Parmi les nouvelles que l'on m'a donné à lire, une se passe sur le continent antarctique, en terre Adélie, autour de la base Dumont d'Urville. L'auteur signale que ça se passe par un froid hiver de décembre. Aïe. Qui ne sait pas que l'Antarctique est dans l'hémisphère sud ? Qui ne sait pas que les saisons sont inversées par rapport à celles de l'hémisphère nord ? On continue. L'auteur se souvient des photos d'ours polaires et de pingouins dans ses livres d'école. Re-aïe ! Bon point, l'auteur précise qu'il fait froid. Par contre, ils n'auraient été que sept personnes sur toute la base. C'est bien peu. On y aurait dénombré quatre scientifiques (dont la morte), un mécanicien, un conducteur d'engin et un médecin. Si j'en crois le site officiel de cette base, au plus creux, on dénombre entre 25 et 35 personnes.
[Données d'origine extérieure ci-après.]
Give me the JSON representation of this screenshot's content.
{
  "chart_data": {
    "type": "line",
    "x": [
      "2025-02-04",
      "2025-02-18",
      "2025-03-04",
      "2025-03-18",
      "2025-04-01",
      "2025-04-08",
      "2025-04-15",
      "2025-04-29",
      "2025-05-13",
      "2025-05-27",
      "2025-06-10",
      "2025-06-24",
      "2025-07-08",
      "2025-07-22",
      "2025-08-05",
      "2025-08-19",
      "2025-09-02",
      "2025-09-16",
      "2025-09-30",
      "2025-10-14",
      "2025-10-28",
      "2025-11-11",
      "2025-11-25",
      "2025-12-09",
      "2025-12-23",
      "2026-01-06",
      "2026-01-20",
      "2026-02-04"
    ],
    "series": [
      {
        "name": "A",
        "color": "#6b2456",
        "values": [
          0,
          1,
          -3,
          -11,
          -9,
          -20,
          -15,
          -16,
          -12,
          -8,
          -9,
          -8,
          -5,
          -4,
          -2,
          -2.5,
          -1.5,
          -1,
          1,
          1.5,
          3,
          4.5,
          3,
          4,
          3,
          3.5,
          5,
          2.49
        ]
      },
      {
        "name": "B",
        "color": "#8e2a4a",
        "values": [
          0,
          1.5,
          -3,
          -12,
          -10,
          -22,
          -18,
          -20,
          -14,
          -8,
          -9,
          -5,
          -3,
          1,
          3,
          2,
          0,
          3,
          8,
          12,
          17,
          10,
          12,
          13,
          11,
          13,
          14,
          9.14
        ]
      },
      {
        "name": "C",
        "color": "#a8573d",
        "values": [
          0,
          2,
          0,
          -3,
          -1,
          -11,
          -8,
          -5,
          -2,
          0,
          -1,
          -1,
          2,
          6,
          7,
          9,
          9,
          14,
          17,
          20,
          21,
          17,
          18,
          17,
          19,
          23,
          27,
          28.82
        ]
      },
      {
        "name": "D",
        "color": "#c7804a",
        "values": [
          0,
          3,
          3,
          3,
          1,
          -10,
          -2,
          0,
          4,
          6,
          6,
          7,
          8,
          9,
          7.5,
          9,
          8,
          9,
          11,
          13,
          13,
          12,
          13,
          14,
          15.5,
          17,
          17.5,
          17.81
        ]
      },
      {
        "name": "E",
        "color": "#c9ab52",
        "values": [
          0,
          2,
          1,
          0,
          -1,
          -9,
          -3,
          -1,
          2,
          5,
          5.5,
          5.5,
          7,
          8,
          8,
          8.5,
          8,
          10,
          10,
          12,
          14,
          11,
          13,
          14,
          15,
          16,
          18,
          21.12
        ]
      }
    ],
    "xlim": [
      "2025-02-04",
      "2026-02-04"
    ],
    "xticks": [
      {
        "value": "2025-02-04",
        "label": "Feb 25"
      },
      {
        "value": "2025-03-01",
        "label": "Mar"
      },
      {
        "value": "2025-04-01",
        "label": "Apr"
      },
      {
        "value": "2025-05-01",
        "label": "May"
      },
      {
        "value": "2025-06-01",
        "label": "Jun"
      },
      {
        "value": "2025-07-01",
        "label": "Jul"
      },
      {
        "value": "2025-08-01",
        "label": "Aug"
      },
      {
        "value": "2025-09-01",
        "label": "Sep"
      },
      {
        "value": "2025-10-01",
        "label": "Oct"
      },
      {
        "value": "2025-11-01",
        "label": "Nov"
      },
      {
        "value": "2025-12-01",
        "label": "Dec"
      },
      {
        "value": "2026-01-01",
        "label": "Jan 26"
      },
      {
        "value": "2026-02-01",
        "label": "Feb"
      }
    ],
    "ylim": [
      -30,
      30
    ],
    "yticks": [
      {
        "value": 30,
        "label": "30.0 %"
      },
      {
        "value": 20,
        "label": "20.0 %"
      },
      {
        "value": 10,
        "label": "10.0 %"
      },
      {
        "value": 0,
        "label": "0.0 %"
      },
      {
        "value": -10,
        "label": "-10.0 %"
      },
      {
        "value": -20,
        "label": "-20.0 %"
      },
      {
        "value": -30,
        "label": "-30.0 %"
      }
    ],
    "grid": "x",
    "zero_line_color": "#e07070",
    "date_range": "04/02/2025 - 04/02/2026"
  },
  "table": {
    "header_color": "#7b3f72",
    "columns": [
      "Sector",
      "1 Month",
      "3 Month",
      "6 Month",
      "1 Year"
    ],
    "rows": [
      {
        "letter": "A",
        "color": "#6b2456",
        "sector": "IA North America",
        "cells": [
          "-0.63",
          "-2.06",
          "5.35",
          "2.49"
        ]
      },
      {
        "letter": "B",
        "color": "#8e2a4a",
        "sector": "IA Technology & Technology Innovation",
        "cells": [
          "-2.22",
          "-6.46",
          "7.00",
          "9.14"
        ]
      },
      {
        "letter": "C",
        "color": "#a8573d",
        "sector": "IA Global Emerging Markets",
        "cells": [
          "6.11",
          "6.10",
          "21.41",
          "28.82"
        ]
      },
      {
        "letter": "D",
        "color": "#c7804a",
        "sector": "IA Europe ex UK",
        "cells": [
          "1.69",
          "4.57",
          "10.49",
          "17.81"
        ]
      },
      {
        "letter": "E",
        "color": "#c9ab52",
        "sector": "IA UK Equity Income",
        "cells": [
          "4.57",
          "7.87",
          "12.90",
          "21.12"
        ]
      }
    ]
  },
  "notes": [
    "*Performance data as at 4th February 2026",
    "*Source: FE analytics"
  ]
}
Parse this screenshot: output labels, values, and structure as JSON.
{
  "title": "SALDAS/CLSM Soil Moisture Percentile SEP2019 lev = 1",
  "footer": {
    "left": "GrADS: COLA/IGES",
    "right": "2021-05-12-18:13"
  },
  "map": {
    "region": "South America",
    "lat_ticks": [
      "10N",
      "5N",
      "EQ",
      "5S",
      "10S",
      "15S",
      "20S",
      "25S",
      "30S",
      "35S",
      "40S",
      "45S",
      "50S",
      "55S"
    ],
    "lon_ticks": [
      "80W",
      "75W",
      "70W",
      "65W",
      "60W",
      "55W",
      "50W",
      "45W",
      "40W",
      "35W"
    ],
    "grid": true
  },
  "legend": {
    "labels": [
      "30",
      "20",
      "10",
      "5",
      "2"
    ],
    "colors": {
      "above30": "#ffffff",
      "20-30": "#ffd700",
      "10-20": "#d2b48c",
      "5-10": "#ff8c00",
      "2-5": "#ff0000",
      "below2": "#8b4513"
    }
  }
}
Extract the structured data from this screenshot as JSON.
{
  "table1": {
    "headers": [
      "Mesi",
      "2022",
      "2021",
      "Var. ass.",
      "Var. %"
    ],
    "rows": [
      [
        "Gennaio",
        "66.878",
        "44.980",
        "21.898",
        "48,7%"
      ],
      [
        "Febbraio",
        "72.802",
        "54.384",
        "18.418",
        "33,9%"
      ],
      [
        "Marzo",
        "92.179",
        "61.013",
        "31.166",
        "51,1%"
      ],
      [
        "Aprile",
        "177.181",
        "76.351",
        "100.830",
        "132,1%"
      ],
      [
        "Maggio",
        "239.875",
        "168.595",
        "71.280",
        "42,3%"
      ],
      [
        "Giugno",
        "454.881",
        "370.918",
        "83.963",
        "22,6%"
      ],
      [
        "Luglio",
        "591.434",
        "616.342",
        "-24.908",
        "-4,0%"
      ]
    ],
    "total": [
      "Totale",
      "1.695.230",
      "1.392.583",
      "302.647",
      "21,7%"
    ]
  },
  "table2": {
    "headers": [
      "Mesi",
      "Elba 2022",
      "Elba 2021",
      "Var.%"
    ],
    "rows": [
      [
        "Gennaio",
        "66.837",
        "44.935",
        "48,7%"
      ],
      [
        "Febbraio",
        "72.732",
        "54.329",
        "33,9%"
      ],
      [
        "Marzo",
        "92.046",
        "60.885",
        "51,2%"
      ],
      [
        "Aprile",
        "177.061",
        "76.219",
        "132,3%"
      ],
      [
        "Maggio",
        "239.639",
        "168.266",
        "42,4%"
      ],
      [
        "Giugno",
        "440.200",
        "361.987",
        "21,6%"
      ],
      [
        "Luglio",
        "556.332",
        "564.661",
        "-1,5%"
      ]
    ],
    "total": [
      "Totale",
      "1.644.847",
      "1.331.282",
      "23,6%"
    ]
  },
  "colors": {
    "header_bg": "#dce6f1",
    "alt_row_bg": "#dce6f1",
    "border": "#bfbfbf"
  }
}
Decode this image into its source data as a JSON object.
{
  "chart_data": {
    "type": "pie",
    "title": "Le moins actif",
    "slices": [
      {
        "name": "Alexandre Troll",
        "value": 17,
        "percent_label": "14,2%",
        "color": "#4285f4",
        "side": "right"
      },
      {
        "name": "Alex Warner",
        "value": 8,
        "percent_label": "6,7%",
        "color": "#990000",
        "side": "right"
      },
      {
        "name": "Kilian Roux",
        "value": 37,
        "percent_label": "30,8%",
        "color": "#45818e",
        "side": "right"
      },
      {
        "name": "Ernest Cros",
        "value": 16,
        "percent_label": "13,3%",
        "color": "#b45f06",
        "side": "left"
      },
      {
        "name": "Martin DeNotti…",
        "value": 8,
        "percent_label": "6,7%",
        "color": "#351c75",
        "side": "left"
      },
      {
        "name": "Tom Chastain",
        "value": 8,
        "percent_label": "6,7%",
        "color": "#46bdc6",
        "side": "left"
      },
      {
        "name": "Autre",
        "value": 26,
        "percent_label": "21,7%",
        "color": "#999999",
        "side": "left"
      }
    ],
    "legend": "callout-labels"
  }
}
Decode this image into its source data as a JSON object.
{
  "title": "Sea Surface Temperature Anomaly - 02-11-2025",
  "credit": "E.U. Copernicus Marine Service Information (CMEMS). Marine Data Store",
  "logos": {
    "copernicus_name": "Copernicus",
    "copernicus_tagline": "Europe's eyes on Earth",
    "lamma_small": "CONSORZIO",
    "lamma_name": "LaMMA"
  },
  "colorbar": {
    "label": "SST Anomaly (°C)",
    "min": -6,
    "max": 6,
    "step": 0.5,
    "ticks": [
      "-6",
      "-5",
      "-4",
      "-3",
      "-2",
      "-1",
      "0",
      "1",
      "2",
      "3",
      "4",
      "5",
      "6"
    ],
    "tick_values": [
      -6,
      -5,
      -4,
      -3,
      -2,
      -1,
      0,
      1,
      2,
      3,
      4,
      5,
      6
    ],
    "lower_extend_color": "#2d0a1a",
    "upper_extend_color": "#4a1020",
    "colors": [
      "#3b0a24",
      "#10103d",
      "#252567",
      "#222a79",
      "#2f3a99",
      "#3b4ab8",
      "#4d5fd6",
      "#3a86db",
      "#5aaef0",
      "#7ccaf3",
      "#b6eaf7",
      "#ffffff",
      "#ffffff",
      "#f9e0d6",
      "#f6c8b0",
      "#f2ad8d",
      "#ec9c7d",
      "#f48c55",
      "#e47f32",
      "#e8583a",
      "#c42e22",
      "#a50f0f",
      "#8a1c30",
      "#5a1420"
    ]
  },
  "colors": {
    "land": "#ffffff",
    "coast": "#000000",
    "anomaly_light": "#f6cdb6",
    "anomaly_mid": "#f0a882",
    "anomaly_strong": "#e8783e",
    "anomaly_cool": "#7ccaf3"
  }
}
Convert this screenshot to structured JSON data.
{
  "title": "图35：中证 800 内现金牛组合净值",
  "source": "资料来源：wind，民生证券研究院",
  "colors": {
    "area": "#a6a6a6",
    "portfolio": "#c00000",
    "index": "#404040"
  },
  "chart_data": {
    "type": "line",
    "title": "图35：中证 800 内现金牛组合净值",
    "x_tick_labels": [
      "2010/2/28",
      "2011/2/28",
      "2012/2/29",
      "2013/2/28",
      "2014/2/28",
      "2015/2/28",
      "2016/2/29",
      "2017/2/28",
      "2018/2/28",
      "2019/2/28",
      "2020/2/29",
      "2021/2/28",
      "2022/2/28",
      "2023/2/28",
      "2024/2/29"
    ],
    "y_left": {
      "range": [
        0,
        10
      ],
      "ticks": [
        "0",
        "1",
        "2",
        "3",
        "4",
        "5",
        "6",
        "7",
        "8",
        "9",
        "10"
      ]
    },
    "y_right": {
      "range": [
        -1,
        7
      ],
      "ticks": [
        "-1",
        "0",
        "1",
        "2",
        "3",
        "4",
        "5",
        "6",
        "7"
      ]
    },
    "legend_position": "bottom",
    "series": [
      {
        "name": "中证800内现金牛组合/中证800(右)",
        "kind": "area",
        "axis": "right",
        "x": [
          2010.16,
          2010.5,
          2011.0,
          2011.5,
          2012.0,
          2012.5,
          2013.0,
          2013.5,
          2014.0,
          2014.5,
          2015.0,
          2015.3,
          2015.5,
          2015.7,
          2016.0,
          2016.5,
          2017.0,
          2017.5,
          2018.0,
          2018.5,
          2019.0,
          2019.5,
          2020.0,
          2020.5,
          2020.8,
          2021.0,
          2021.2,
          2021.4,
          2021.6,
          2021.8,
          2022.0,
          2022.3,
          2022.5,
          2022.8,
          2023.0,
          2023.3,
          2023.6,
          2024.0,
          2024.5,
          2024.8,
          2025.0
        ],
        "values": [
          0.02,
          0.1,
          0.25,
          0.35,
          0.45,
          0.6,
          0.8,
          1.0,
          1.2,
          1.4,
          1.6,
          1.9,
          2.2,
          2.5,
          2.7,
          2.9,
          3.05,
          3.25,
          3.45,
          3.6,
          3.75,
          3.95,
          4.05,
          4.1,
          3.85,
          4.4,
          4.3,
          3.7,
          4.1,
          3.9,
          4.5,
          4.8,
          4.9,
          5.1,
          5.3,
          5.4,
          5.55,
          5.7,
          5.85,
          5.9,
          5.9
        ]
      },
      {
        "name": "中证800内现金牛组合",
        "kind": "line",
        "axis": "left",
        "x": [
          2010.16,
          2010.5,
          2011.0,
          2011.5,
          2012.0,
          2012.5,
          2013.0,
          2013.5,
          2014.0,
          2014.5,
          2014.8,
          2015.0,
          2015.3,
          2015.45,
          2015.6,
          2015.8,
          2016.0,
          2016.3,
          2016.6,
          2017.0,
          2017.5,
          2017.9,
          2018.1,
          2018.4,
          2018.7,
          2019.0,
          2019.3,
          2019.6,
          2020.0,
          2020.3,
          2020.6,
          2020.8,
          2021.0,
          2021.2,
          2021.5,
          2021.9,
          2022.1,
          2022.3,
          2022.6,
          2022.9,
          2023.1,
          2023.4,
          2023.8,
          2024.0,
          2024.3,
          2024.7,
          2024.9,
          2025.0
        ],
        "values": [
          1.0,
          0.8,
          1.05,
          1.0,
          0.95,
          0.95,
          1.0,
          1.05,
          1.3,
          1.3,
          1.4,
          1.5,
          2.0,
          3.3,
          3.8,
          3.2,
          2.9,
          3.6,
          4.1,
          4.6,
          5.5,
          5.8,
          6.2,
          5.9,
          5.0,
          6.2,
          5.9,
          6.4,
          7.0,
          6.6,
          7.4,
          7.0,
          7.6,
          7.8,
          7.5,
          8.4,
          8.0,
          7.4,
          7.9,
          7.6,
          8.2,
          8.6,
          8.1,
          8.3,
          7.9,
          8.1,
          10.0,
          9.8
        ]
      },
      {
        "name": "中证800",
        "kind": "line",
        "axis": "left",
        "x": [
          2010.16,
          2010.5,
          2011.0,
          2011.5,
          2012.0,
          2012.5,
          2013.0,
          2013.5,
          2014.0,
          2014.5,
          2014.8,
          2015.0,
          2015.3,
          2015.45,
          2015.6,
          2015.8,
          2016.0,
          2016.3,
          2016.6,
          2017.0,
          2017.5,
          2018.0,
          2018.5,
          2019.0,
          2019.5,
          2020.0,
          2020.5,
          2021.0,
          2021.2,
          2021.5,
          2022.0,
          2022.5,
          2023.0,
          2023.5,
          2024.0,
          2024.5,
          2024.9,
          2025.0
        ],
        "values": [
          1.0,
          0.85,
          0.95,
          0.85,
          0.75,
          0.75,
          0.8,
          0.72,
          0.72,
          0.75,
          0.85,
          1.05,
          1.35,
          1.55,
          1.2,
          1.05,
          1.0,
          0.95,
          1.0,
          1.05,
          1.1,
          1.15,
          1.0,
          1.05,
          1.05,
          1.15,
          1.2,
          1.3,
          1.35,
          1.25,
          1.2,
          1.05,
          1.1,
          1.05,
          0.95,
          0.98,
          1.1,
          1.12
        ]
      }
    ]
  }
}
Mais passons.
Une autre nouvelle raconte l'histoire d'un homme qui ne supporte pas un voisinage jugé trop bruyant. Il va user de techniques machiavéliques pour tuer tout le monde. Du genre, par exemple, d'un CD de la Callas qui aurait pour mérite de fondre en dégageant du gaz mortel à l'écoute. Ben voyons ! Autre trouvaille, une galette d'un produit qui, placé dans le réservoir d'une motocyclette entraînerait l'explosion de celui-ci et, par conséquence, la mort du pilote. Pourquoi pas ? Ou encore cette mère de famille qui reçoit par courrier des pilules amaigrissantes, qui acceptent de les avaler et qui s'endort au volant avant de percuter un camion. Mais bien sûr !
Une autre nouvelle encore me laisse perplexe tant je ne comprends rien à l'histoire. Je l'ai pourtant lue trois fois. Là, je ne trouve rien à dire. Il est possible qu'il me manque des références, que je ne comprenne pas ce que l'autrice ou l'auteur a voulu dire. Avantage de cette nouvelle : elle ne fait que deux pages.
La quatrième, elle, est bien écrite. L'intrigue n'a pas grande importance (pour tout dire, on s'en fout). C'est plus un bel exercice d'écriture qu'une nouvelle policière, selon moi.

En conclusion, je dirai que c'est bien et méritoire d'accepter de participer mais qu'il ne faut pas s'y sentir obligé.